Montalvo
‘El gran Jaime’ tenía tantas ganas de vivir que había dejado de escuchar la verdad para escucharse a sí mismo
Cada noche de aquel verano Miguel Barreiro se encerraba a estudiar hasta que veía mi coche acercándose sin luces como una planeadora. Dejaba en la cama la almohada a modo de cuerpo y una nota: “Si estás leyendo esto, papá, significa que he salido un momento”. Escapábamos todos los días sin dinero, rompíamos copas vacías alegando que estaban llenas para que sirviesen nuevas rondas y terminábamos de día bailando descalzos en La Manga, encima de la playa de Montalvo. Papá leía siempre la nota, y al mediodía seguía la misma rutina: primero levantaba las persianas para que entrase el sol y después abría los armarios para vaciarlos de chicas que preguntaban, cándidas, si había desayuno. Aquel verano terminó el último día de agosto: nos despedimos en la puerta de La Manga y nos pusimos a hacer dedo, cada uno en dirección contraria. Le pararon a él primero y se fue corriendo dando saltos de alegría hacia el coche. De pronto se frenó en seco, dio la vuelta y subió las escaleras del after perseguido por el conductor: le había parado su padre.
De aquella fauna de Montalvo y Pontevedra, de mis hermanos de sangre, era él, Jaime Barreiro Gens, el que lidiaba con la peor parte: por ser su casa un remedo de la de Gatsby, escenario de fiestas inverosímiles, y por ser su hijo Miguel una especie de caudillo del grupo, el más brillante y vago estudiante, el seductor carismático de mujeres y hombres; fue de todos el que llegó más lejos, el que llegó más alto y el que se quedó, voluntariamente, más solo.

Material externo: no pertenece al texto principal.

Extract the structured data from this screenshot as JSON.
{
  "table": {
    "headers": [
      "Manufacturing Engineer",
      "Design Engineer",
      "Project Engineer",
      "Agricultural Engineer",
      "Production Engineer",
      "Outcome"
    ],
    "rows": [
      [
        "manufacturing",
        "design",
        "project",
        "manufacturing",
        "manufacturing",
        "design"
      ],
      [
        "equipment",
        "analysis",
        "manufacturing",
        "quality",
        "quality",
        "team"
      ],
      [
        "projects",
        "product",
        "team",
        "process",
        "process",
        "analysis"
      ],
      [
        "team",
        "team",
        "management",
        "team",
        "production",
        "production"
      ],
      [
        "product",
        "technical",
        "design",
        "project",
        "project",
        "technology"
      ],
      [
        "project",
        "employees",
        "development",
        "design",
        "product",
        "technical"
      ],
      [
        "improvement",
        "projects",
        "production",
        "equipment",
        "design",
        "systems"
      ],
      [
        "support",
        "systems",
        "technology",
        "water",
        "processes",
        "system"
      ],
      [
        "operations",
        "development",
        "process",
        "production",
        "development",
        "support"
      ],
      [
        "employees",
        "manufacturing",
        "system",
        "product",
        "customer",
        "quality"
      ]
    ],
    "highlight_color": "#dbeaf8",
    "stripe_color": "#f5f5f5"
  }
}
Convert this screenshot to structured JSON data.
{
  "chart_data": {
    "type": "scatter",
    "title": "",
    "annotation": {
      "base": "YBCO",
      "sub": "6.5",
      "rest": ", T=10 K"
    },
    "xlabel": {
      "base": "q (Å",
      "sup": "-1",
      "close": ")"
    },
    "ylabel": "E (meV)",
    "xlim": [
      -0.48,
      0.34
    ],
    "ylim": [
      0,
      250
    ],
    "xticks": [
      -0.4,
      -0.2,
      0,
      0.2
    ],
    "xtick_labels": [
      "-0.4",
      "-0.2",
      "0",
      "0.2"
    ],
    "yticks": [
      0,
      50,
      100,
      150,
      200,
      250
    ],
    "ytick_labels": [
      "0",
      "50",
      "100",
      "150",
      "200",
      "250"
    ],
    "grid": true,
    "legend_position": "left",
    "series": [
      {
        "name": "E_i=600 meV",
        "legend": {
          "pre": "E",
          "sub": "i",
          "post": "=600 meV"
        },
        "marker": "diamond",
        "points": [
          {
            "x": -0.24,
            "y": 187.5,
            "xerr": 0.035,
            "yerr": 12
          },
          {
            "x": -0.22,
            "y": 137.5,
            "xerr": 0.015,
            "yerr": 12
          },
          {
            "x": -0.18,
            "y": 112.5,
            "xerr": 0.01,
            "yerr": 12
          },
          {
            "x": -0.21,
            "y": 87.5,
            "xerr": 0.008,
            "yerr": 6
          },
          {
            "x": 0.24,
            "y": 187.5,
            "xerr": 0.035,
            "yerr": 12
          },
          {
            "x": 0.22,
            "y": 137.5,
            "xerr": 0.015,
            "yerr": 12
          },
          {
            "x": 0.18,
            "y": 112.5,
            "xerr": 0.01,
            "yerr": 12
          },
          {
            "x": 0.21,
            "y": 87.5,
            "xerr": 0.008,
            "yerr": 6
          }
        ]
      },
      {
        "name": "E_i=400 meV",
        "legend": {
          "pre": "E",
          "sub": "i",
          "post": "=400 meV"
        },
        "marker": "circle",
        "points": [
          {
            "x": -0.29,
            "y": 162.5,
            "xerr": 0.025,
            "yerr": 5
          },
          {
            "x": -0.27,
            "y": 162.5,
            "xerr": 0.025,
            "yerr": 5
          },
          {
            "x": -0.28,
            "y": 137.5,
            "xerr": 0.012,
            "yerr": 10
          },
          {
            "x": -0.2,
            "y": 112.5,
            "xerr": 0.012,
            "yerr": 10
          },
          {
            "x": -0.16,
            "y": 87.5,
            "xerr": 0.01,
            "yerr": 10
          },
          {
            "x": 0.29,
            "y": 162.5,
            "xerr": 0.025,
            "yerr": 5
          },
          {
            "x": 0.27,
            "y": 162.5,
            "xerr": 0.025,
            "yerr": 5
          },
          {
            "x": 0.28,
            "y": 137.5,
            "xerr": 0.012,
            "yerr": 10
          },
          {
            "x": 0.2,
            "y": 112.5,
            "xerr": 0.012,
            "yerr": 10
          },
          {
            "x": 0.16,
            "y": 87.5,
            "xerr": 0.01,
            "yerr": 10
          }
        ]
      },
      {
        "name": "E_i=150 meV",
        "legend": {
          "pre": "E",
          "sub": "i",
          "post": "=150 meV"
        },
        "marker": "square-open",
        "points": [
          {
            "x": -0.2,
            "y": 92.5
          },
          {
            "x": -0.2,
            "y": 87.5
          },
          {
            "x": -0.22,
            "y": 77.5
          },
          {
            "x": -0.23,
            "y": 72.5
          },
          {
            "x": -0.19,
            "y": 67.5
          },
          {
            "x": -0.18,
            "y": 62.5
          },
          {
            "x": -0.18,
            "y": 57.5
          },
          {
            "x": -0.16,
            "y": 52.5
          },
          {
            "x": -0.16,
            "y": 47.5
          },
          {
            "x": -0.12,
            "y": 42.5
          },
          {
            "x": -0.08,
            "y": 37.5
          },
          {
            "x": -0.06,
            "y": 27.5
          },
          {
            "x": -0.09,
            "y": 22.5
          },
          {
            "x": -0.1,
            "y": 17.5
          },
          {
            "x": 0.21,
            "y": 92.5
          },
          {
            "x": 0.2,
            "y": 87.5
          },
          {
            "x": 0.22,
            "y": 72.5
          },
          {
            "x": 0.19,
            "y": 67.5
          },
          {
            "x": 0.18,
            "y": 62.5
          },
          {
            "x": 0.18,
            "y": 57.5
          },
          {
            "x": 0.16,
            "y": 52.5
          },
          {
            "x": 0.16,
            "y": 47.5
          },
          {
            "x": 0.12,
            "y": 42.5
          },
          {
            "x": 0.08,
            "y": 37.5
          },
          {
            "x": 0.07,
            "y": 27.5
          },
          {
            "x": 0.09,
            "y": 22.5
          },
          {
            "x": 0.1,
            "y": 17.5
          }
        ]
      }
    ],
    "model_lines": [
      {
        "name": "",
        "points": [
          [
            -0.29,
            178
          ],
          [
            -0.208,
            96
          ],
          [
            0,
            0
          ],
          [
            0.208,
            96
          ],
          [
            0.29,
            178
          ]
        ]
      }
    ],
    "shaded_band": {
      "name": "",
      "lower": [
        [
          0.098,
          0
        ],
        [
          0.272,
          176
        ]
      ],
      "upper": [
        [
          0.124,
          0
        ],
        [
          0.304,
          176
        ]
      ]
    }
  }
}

Al contrario que Gatsby él no tuvo que inventarse a un padre: Jaime era un hombre guapo con un pasado novelesco, cura enamorado, desertor de la iglesia, maestro de escuela y padre de tres hijos que se quedó pronto sin mujer. Nos llevaba al timón camino a la isla de Ons dándonos órdenes a gritos en su velero Montalvo como si se avecinase un abordaje.
Ha pasado media vida ya, y las que quedan.
Hace unos días, en la orilla de Bascuas, Miguel me contó que a su padre, al gran Jaime, el doctor sólo le podía ofrecer cuidados paliativos. La conclusión del enfermo fue que debía de ponerse fuerte para una quimio inexistente, y empleó sus últimos días en hacer largos en una piscina sin agua como un hermoso salvaje. Tenía tantas ganas de vivir que había dejado de escuchar la verdad para escucharse a sí mismo, y aquella voz no aceptaba una derrota ni un martirio porque de repente entendió, en un momento de grandeza, que la muerte se la creen los muertos. Se fue el lunes, último día de agosto, con una orden clara: sus cenizas se echarían al Atlántico, el mar del color de sus ojos, su mar y el nuestro.